Commerzbank, główny udziałowiec polskiego mBanku, mocno ucierpiał podczas światowego kryzysu finansowego i musiał skorzystać z pomocy państwa. Na skutek presji udziałowców w piątek wieczorem Martin Zielke, prezes Commerzbanku podał się do dymisji, a ze swoim stanowiskiem pożegna się też szef rady nadzorczej Stefan Schmittmann. "Bank wymaga głębokiej transformacji i nowego prezesa, któremu rynki dadzą niezbędny czas na realizację strategii", stwierdził Zielke w swoim oświadczeniu, cytowanym przez Bloomberga.
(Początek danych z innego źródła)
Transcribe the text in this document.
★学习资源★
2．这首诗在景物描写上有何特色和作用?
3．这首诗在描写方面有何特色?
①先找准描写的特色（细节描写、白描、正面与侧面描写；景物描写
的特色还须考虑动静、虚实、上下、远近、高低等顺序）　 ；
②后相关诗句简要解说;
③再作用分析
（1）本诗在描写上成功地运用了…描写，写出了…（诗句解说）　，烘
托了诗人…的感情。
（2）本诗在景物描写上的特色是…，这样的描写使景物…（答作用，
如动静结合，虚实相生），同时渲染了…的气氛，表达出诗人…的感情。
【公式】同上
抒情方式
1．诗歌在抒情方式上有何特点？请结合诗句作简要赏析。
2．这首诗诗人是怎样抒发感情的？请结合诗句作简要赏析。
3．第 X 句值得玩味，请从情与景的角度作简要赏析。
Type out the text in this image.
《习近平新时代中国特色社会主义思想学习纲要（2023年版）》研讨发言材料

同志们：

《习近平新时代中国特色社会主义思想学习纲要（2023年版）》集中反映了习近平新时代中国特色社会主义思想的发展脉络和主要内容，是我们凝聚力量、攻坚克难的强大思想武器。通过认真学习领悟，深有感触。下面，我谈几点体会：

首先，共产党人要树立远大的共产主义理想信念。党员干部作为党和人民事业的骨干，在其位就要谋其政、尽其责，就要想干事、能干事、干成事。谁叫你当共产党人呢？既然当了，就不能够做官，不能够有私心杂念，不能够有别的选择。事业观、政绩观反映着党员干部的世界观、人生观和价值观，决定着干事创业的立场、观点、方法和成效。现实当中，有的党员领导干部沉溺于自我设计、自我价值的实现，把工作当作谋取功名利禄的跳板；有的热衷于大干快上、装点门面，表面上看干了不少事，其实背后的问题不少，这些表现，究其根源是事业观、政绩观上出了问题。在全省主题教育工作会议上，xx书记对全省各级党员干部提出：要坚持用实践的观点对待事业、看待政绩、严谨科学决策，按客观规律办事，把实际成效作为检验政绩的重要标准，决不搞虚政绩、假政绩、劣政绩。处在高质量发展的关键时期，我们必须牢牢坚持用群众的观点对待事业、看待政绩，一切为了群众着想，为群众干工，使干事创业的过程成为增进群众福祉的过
Prezes podkreślił, iż mimo postępu w realizacji strategii wyniki finansowe Commerzbanku okazały się niezadowalające, za co on ponosi odpowiedzialność.
Cerberus, który bez powodzenia zabiegał o wprowadzenie swoich dwóch przedstawicieli do rady nadzorczej, zarzucił nadzorowi i menedżmentowi Commerzbanku zbyt nieśmiałe redukowanie kosztów.
Jednak, jak wskazuje Bloomberg, rezygnacje szefa rady nadzorczej i prezesa sugerują, że wyczerpała się też cierpliwość rządu niemieckiego, głównego udziałowca Commerzbanku.
Był on coraz bardziej niezadowolony z kształtowania się kursu akcji pod rządami Martina Zielke i zlecił Boston Consulting Group opracowanie planu poprawy kondycji Commerzbanku. BCG zaleciła kierownictwu niemieckiego banku trzykrotne zwiększenie oszczędności kosztowych.